Three adjacent valleys, tens of thousands of acres of parkland and five dog-friendly communities that retain their small-town feel make the Tri-Valley region a pleasure to visit with your pup. Start on Pleasanton’s tree-lined Main Street, where you’ll find numerous Fido-friendly places to enjoy a quick snack or a leisurely meal. Oasis Grille & Wine Lounge is truly an oasis, with dog-friendly patio seating in the shady rose garden area as well as at tables out front. New York Pizza and Tomo Sushi Bar & Grill are among other Main Street eateries that welcome canine guests at outdoor tables.
Don’t come to Tri-Valley without hiking shoes: You’ll want them for jaunts short and long in small preserves like 177-acre Acalanes Ridge Open Space or sprawling ones like Del Valle Regional Park, a 5,000 acre preserve with 67 miles of trails, a lake and many other amenities.
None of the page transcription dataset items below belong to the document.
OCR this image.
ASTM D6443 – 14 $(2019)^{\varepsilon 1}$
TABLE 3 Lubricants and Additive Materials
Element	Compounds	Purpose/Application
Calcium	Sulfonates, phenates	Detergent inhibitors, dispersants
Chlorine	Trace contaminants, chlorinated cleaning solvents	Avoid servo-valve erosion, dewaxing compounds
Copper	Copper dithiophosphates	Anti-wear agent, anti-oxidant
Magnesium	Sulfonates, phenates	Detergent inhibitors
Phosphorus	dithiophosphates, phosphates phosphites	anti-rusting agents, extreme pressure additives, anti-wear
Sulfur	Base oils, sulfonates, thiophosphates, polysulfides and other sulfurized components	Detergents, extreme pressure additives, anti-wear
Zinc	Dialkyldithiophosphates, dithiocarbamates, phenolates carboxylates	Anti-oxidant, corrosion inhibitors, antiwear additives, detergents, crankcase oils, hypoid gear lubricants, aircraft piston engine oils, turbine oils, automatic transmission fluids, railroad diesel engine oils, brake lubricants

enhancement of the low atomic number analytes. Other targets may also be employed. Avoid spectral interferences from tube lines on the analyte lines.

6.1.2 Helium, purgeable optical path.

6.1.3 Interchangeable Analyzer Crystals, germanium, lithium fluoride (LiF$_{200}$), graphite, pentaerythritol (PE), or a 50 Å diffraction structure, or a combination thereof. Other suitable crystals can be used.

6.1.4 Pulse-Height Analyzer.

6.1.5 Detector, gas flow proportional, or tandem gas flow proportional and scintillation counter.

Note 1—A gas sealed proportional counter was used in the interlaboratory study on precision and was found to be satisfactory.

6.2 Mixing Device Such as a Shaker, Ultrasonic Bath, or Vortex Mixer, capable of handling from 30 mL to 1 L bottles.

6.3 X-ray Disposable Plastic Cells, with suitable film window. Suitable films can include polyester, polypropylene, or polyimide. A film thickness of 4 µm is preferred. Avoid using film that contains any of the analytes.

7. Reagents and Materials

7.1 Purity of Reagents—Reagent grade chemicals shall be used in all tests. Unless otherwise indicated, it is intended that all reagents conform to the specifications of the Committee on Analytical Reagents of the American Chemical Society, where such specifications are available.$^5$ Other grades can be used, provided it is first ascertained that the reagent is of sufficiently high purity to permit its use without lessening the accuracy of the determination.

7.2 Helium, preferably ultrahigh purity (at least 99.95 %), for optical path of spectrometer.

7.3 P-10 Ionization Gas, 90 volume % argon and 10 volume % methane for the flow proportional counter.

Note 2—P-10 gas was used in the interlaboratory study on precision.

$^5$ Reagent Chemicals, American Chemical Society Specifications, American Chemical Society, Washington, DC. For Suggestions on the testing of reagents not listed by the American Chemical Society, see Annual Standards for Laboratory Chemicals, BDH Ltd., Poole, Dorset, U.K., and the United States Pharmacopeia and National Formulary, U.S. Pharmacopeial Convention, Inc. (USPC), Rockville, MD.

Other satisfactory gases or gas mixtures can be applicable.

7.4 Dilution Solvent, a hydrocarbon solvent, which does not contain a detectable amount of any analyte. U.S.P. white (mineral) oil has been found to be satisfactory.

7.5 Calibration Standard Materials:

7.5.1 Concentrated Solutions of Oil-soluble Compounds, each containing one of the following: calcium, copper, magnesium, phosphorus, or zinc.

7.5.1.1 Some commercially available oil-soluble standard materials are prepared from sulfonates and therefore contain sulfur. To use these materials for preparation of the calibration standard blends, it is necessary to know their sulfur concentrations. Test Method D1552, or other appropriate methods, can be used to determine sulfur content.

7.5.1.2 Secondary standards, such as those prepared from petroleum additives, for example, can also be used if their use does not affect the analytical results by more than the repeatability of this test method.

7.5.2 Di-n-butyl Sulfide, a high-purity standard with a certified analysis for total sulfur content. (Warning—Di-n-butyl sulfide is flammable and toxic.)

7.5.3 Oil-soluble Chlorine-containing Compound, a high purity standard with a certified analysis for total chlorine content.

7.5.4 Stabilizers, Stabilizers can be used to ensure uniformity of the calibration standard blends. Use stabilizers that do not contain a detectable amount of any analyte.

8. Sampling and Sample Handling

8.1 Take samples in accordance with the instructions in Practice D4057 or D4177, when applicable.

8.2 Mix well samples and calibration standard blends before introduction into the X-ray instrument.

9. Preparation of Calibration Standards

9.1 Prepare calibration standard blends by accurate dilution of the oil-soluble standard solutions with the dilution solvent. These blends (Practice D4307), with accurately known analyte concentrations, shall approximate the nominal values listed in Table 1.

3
At these and many other regional parks, your dog can hike leash-free so long as she’s sociable and has a dependable recall.
If you haven’t “tri’d” Tri-Valley wines, it’s time to make a toast to more than 40 wineries tucked into the rolling hills and dappled valleys of the Livermore Valley Wine Country. The region’s boutique labels are produced in small lots and not widely known, which makes it all the more fun to go exploring. One of our favorite places to visit with Fido is Garre Winery and Cafe, whose Italian roots are reflected in the restaurant’s Mediterranean lunch menu and the bocce courts just outside. Take a seat on the expansive patio (dogs welcome, of course) and ask the server to pair your dishes with wines made from grapes grown right outside the door. If this isn’t California wine heaven, we don’t know what is.